Op 26 oktober 2020 heeft het Gerechtshof Amsterdam een tussenarrest gewezen in het hoger beroep tegen het vonnis van de rechtbank Noord-Holland van 3 oktober 2019. De zaak betreft een verdachte die gedetineerd is in P.I. Veenhuizen. Het hof heeft het onderzoek heropend na een terechtzitting op 12 oktober 2020, waar bleek dat het onderzoek niet volledig was geweest. De aangever had verklaard dat de dader, die zich als de verdachte had voorgesteld, niet stotterde toen hij zijn naam zei. Dit leidde tot discussie over de interpretatie van deze verklaring.
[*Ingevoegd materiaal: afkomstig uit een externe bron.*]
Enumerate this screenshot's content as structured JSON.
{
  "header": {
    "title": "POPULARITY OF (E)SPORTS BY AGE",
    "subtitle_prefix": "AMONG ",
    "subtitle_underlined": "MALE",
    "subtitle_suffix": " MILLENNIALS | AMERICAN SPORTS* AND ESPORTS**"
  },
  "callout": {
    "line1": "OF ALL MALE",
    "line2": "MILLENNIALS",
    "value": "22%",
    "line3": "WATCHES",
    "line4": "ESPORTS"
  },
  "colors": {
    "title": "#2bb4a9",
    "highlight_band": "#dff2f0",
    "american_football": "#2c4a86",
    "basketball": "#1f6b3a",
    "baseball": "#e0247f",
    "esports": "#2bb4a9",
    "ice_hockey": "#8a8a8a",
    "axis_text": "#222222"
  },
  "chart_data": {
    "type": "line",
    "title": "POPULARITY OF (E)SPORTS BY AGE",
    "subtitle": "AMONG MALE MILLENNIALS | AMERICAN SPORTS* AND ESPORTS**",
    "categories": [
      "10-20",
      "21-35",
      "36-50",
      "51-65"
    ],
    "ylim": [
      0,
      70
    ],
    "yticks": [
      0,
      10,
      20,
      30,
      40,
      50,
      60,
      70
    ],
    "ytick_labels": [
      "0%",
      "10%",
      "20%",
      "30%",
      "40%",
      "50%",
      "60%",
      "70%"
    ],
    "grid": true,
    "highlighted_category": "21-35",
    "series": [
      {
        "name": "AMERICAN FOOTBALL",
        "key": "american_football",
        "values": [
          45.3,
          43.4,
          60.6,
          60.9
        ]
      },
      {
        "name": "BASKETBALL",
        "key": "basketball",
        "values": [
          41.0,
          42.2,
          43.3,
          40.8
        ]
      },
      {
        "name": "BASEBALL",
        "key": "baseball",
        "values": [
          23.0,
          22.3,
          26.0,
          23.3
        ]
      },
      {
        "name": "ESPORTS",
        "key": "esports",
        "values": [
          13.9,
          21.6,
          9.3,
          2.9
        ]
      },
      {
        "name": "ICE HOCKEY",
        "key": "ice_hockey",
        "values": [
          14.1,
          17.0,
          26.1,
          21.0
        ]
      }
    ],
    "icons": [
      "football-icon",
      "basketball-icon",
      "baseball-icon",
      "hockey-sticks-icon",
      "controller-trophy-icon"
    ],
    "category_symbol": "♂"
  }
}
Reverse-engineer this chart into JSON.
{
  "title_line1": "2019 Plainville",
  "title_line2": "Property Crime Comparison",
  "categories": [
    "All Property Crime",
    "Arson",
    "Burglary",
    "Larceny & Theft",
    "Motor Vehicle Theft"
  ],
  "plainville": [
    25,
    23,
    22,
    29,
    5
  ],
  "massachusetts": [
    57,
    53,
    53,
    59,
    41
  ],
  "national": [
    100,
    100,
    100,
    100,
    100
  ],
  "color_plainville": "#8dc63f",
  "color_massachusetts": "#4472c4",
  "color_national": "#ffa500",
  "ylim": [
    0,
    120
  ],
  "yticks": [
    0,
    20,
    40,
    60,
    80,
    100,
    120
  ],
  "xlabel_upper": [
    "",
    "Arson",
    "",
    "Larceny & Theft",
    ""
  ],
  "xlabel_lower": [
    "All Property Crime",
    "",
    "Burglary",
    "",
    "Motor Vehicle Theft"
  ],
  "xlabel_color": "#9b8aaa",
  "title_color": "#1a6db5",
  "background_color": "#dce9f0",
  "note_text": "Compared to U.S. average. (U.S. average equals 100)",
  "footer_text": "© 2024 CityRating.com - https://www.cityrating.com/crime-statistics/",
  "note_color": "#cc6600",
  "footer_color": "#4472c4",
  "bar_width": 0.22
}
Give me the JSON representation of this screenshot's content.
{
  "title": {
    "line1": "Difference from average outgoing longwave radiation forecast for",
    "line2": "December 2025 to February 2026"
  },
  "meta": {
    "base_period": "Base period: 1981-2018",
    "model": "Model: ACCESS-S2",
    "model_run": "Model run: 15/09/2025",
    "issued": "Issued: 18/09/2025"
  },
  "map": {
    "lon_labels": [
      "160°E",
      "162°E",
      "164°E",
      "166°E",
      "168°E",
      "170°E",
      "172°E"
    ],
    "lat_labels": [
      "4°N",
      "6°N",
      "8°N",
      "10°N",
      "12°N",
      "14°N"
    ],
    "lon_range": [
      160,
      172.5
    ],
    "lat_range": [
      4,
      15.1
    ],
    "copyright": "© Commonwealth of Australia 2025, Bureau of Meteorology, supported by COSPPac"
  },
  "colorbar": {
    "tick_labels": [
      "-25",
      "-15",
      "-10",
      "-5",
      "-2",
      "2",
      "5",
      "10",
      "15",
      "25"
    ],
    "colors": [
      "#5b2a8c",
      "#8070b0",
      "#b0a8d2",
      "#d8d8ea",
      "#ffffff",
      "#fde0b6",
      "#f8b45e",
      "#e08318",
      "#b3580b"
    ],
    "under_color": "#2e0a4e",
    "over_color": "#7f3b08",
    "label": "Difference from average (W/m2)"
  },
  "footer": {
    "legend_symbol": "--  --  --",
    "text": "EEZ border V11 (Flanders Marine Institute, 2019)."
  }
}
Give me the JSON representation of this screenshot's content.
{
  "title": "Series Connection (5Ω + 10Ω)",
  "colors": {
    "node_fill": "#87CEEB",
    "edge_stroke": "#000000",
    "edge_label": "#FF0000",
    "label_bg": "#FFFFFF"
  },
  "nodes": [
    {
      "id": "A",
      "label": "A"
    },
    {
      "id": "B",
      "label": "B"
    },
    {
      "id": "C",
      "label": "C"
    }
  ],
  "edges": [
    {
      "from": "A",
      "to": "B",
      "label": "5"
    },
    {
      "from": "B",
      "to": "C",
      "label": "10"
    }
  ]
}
Zowel de advocaat-generaal als de raadsman van de verdachte stelden dat de rechtbank ten onrechte de conclusie had getrokken dat de verdachte op andere momenten wel stotterde.
Het hof heeft besloten om de aangever als getuige te horen over de vraag of de verdachte stotterde tijdens het gesprek. Daarnaast is het hof van mening dat medeverdachte, die eerder onherroepelijk is veroordeeld, ook als getuige moet worden gehoord. Het hof heeft het onderzoek heropend en geschorst, met de opdracht om het onderzoek binnen drie maanden te hervatten. De zaak is verwezen naar de vaste raadsheer-commissaris voor het horen van de getuigen. De verdachte, zijn raadsman en het slachtoffer moeten worden opgeroepen voor de nader te bepalen terechtzitting.
Dit arrest is gewezen door de meervoudige strafkamer van het gerechtshof Amsterdam, waarin de rechters zitting hadden. Mr. Veenstra was niet in staat om het arrest mede te ondertekenen.